Но через несколько дней он уже снова был на ногах, правда в роли героя ужасающего скандала, но все же на ногах и спиною к стене, готовый сразиться грудь с грудью со своими обвинителями. Это был уже не прежний Спалланцани терпеливый охотник за микробами и учтивый корреспондент Вольтера. Он превратился в хитрого и лукавого политика. Он стал требовать назначения специальной следственной комиссии и добился ее. Он собирал вокруг себя сторонников.
Он отвечал огнем на огонь.
Он возвращался в свою Павию, и легко себе представить, какие мысли волновали его, когда он к ней подъезжал. Он думал, вероятно, о том, как он тайком проберется в город, как отвернутся от него все его бывшие друзья и почитатели, как вокруг него постоянно будут слышаться злобное шипение и насмешки.
Но когда он подъехал, наконец, к воротам Павии, он обомлел от изумления. Огромная восторженная толпа студентов вышла к нему навстречу, уверяя его в своей преданности и готовности стать на его защиту, и с бурными овациями проводила к его старому лекционному креслу. Когда-то звучный и самоуверенный голос этого человека сразу охрип... Он всхлипывал... Он, запинаясь, едва мог им сказать о том, что значит для него в данный момент их любовь и преданность.

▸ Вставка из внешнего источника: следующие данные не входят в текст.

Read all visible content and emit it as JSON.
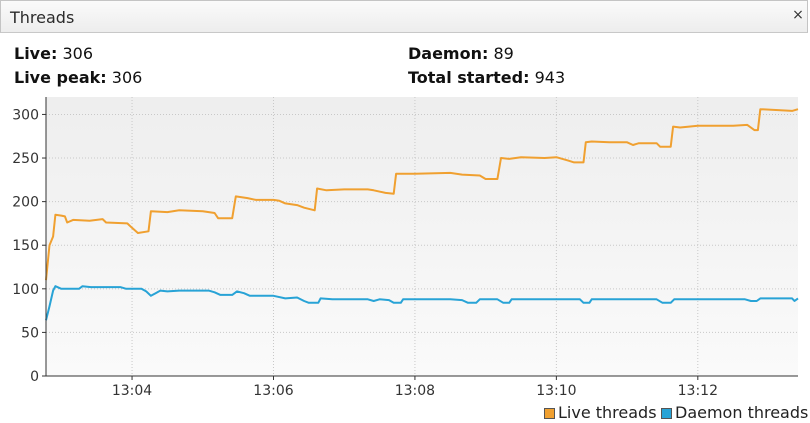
{
  "window": {
    "title": "Threads",
    "close_glyph": "×"
  },
  "stats": {
    "live_label": "Live:",
    "live_value": "306",
    "peak_label": "Live peak:",
    "peak_value": "306",
    "daemon_label": "Daemon:",
    "daemon_value": "89",
    "total_label": "Total started:",
    "total_value": "943"
  },
  "chart_data": {
    "type": "line",
    "title": "",
    "xlabel": "",
    "ylabel": "",
    "x_range": [
      "13:02:47",
      "13:13:25"
    ],
    "ylim": [
      0,
      320
    ],
    "x_ticks": [
      "13:04",
      "13:06",
      "13:08",
      "13:10",
      "13:12"
    ],
    "y_ticks": [
      0,
      50,
      100,
      150,
      200,
      250,
      300
    ],
    "grid": true,
    "legend_position": "bottom-right",
    "series": [
      {
        "name": "Live threads",
        "color": "#f0a030",
        "points": [
          [
            "13:02:47",
            110
          ],
          [
            "13:02:50",
            150
          ],
          [
            "13:02:53",
            160
          ],
          [
            "13:02:55",
            185
          ],
          [
            "13:03:00",
            184
          ],
          [
            "13:03:03",
            183
          ],
          [
            "13:03:05",
            176
          ],
          [
            "13:03:10",
            179
          ],
          [
            "13:03:24",
            178
          ],
          [
            "13:03:35",
            180
          ],
          [
            "13:03:38",
            176
          ],
          [
            "13:03:56",
            175
          ],
          [
            "13:04:00",
            170
          ],
          [
            "13:04:05",
            164
          ],
          [
            "13:04:14",
            166
          ],
          [
            "13:04:16",
            189
          ],
          [
            "13:04:30",
            188
          ],
          [
            "13:04:40",
            190
          ],
          [
            "13:05:00",
            189
          ],
          [
            "13:05:10",
            187
          ],
          [
            "13:05:13",
            181
          ],
          [
            "13:05:25",
            181
          ],
          [
            "13:05:28",
            206
          ],
          [
            "13:05:38",
            204
          ],
          [
            "13:05:45",
            202
          ],
          [
            "13:06:00",
            202
          ],
          [
            "13:06:05",
            201
          ],
          [
            "13:06:10",
            198
          ],
          [
            "13:06:20",
            196
          ],
          [
            "13:06:26",
            193
          ],
          [
            "13:06:35",
            190
          ],
          [
            "13:06:37",
            215
          ],
          [
            "13:06:45",
            213
          ],
          [
            "13:07:00",
            214
          ],
          [
            "13:07:20",
            214
          ],
          [
            "13:07:25",
            213
          ],
          [
            "13:07:35",
            210
          ],
          [
            "13:07:42",
            209
          ],
          [
            "13:07:44",
            232
          ],
          [
            "13:08:00",
            232
          ],
          [
            "13:08:30",
            233
          ],
          [
            "13:08:40",
            231
          ],
          [
            "13:08:55",
            230
          ],
          [
            "13:09:00",
            226
          ],
          [
            "13:09:10",
            226
          ],
          [
            "13:09:13",
            250
          ],
          [
            "13:09:20",
            249
          ],
          [
            "13:09:30",
            251
          ],
          [
            "13:09:50",
            250
          ],
          [
            "13:10:00",
            251
          ],
          [
            "13:10:10",
            247
          ],
          [
            "13:10:15",
            245
          ],
          [
            "13:10:23",
            245
          ],
          [
            "13:10:25",
            268
          ],
          [
            "13:10:30",
            269
          ],
          [
            "13:10:45",
            268
          ],
          [
            "13:11:00",
            268
          ],
          [
            "13:11:05",
            265
          ],
          [
            "13:11:10",
            267
          ],
          [
            "13:11:25",
            267
          ],
          [
            "13:11:28",
            263
          ],
          [
            "13:11:37",
            263
          ],
          [
            "13:11:39",
            286
          ],
          [
            "13:11:45",
            285
          ],
          [
            "13:12:00",
            287
          ],
          [
            "13:12:30",
            287
          ],
          [
            "13:12:42",
            288
          ],
          [
            "13:12:48",
            282
          ],
          [
            "13:12:51",
            282
          ],
          [
            "13:12:53",
            306
          ],
          [
            "13:13:20",
            304
          ],
          [
            "13:13:25",
            306
          ]
        ]
      },
      {
        "name": "Daemon threads",
        "color": "#28a3d6",
        "points": [
          [
            "13:02:47",
            64
          ],
          [
            "13:02:50",
            80
          ],
          [
            "13:02:53",
            98
          ],
          [
            "13:02:55",
            103
          ],
          [
            "13:03:00",
            100
          ],
          [
            "13:03:15",
            100
          ],
          [
            "13:03:18",
            103
          ],
          [
            "13:03:25",
            102
          ],
          [
            "13:03:50",
            102
          ],
          [
            "13:03:55",
            100
          ],
          [
            "13:04:08",
            100
          ],
          [
            "13:04:12",
            97
          ],
          [
            "13:04:16",
            92
          ],
          [
            "13:04:20",
            95
          ],
          [
            "13:04:24",
            98
          ],
          [
            "13:04:30",
            97
          ],
          [
            "13:04:40",
            98
          ],
          [
            "13:05:05",
            98
          ],
          [
            "13:05:10",
            96
          ],
          [
            "13:05:15",
            93
          ],
          [
            "13:05:25",
            93
          ],
          [
            "13:05:29",
            97
          ],
          [
            "13:05:35",
            95
          ],
          [
            "13:05:40",
            92
          ],
          [
            "13:06:00",
            92
          ],
          [
            "13:06:10",
            89
          ],
          [
            "13:06:20",
            90
          ],
          [
            "13:06:26",
            86
          ],
          [
            "13:06:30",
            84
          ],
          [
            "13:06:38",
            84
          ],
          [
            "13:06:40",
            89
          ],
          [
            "13:06:50",
            88
          ],
          [
            "13:07:20",
            88
          ],
          [
            "13:07:25",
            86
          ],
          [
            "13:07:30",
            88
          ],
          [
            "13:07:38",
            87
          ],
          [
            "13:07:42",
            84
          ],
          [
            "13:07:48",
            84
          ],
          [
            "13:07:50",
            88
          ],
          [
            "13:08:30",
            88
          ],
          [
            "13:08:40",
            87
          ],
          [
            "13:08:45",
            84
          ],
          [
            "13:08:52",
            84
          ],
          [
            "13:08:55",
            88
          ],
          [
            "13:09:10",
            88
          ],
          [
            "13:09:15",
            84
          ],
          [
            "13:09:20",
            84
          ],
          [
            "13:09:22",
            88
          ],
          [
            "13:10:20",
            88
          ],
          [
            "13:10:23",
            84
          ],
          [
            "13:10:28",
            84
          ],
          [
            "13:10:30",
            88
          ],
          [
            "13:11:25",
            88
          ],
          [
            "13:11:30",
            84
          ],
          [
            "13:11:37",
            84
          ],
          [
            "13:11:40",
            88
          ],
          [
            "13:12:40",
            88
          ],
          [
            "13:12:45",
            86
          ],
          [
            "13:12:50",
            86
          ],
          [
            "13:12:53",
            89
          ],
          [
            "13:13:20",
            89
          ],
          [
            "13:13:22",
            86
          ],
          [
            "13:13:25",
            89
          ]
        ]
      }
    ]
  }
}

Следственная комиссия вызвала на допрос его и его обвинителей, и, зная уже достаточно Спалланцани, вы можете себе представить, что за базар и ругань там поднялись. Он доказывал судьям, что «украденные» им птицы были бракованными, плохо набитыми и испачканными экземплярами, позорившими музей государственного университета; их все равно нужно было выбросить. Он продал издохших змей и армадила [20]другим музеям, и Павия на этом деле хорошо заработала.
Что же касается Вольта, его главного обвинителя, то он сам украл из музея драгоценные минералы и раздарил их своим друзьям.
Судьи признали его вполне оправданным, хотя, по совести сказать, и до сего времени неизвестно, насколько он был чист в этом деле. Вольта и его сообщники были изгнаны из университета, и всем партиям, стоявшим «за» и «против» Спалланцани, было предписано самим императором расформироваться и прекратить перебранку, так как этот скандал стал уже достоянием всей Европы. Студенты в возбуждении ломали классную мебель, а другие университеты исподтишка посмеивались и хихикали. Спалланцани сделал последний выстрел по разбитым наголову противникам. Он назвал Вольта «пузырем, наполненным ветром», а также придумал позорные и непечатные прозвища для Скарпа и Скополи. Затем он преспокойно вернулся к своей охоте за микробами.
Много раз во время своего долголетнего изучения микробов он задумывался над вопросом о том, каким путем они размножаются. Ему часто приходилось видеть двух маленьких зверюшек, слипшихся вместе, и он писал по этому поводу Боннэ:
«Когда мы видим двух особей какого-либо вида животных, соединяющих свои тела, нам, естественно, приходит в голову мысль, что они заняты воспроизведением себе подобных. Но так ли это в данном случае?»
Он записывал свои наблюдения в старую записную книжку и делал легкие зарисовки с микробов; при всей своей пылкости и нетерпеливости в других вещах, когда дело касалось экспериментов и вытекающих из них выводов, он был почти так же сдержан и осторожен, как старый Левенгук.
Боннэ поделился сомнениями Спалланцани относительно способа размножения микробов со своим другом, очень талантливым, но почти неизвестным теперь де Соссюром. И этот ученый усердно принялся за изучение вопроса о деторождении у микробов. Вскоре он опубликовал замечательный труд, в котором указывал, что если мы видим двух маленьких животных, соединившихся вместе, то это вовсе не значит, что они сошлись для воспроизведения потомства. И даже наоборот: чудно сказать, но эти парные зверьки представляют собой не что иное, как одного старого микроба, делящегося на две части — на двух новых маленьких животных. «И это, — писал де Соссюр, — есть единственный способ размножения микробов».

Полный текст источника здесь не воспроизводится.